CRS analysis categorized pan-cancers, including CRC, into three clusters: C1 with poor immune infiltration but better prognosis, C2 with high immune activity and prolonged survival, and C3 marked by dense immunosuppressive cells correlating with poor outcomes. Drug sensitivity analysis showed distinct responses across CRSs, influencing treatment choices. We developed a coagulation-related risk score based on F2RL2, GP1BA, MMP10, and TIMP1, which stratified CRC patients by outcome and correlated with distinct patterns of immune infiltration and therapeutic response. A validated nomogram incorporating age, TNM stage, and risk score accurately predicted overall survival, while experimental validations confirmed the bioinformatics predictions regarding TIMP1's role in CRC progression.
A coagulation-based classifier effectively categorizes CRC and potentially other cancers, interacting significantly with the immune microenvironment to influence disease progression and treatment responsiveness. This approach offers valuable insights for personalized cancer therapy.
虽然凝血增加与癌症进展有关,但凝血相关基因在结直肠癌(CRC)中的具体作用尚未得到广泛研究。本研究确定了凝血相关亚型(CRS),并评估了凝血相关风险评分对CRC的预后价值。
分析来自癌症基因组图谱的CRC数据集,使用非负矩阵分解来识别CRS,并在GSE39582和泛癌数据集上进行验证。使用285个凝血相关基因列表,通过最小绝对收缩和选择算子以及多变量Cox回归来开发风险特征。我们还使用单样本基因集富集分析、肿瘤免疫功能障碍和排除以及免疫表型评分评估免疫特征和治疗反应,并构建了一个与总生存相关的列线图。

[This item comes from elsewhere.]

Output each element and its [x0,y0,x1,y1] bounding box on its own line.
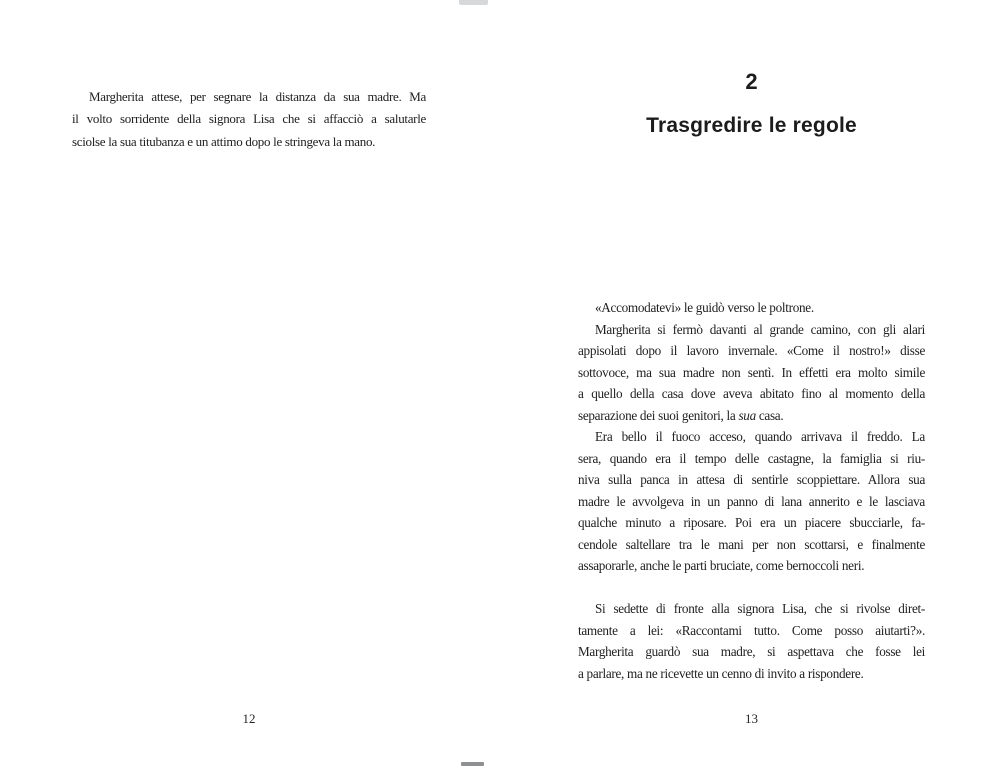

CRS分析将包括CRC在内的泛癌分为三个簇:C1免疫浸润差但预后较好,C2免疫活性高且生存期延长,C3以密集的免疫抑制细胞为特征,与不良预后相关。药物敏感性分析显示不同CRS有不同反应,影响治疗选择。我们基于F2RL2、GP1BA、MMP10和TIMP1开发了一个凝血相关风险评分,该评分按结局对CRC患者进行分层,并与不同的免疫浸润模式和治疗反应相关。一个纳入年龄、TNM分期和风险评分的经过验证的列线图准确预测了总生存,而实验验证证实了关于TIMP1在CRC进展中作用的生物信息学预测。
基于凝血的分类器有效地对CRC以及潜在的其他癌症进行分类,与免疫微环境显著相互作用,影响疾病进展和治疗反应性。这种方法为个性化癌症治疗提供了有价值的见解。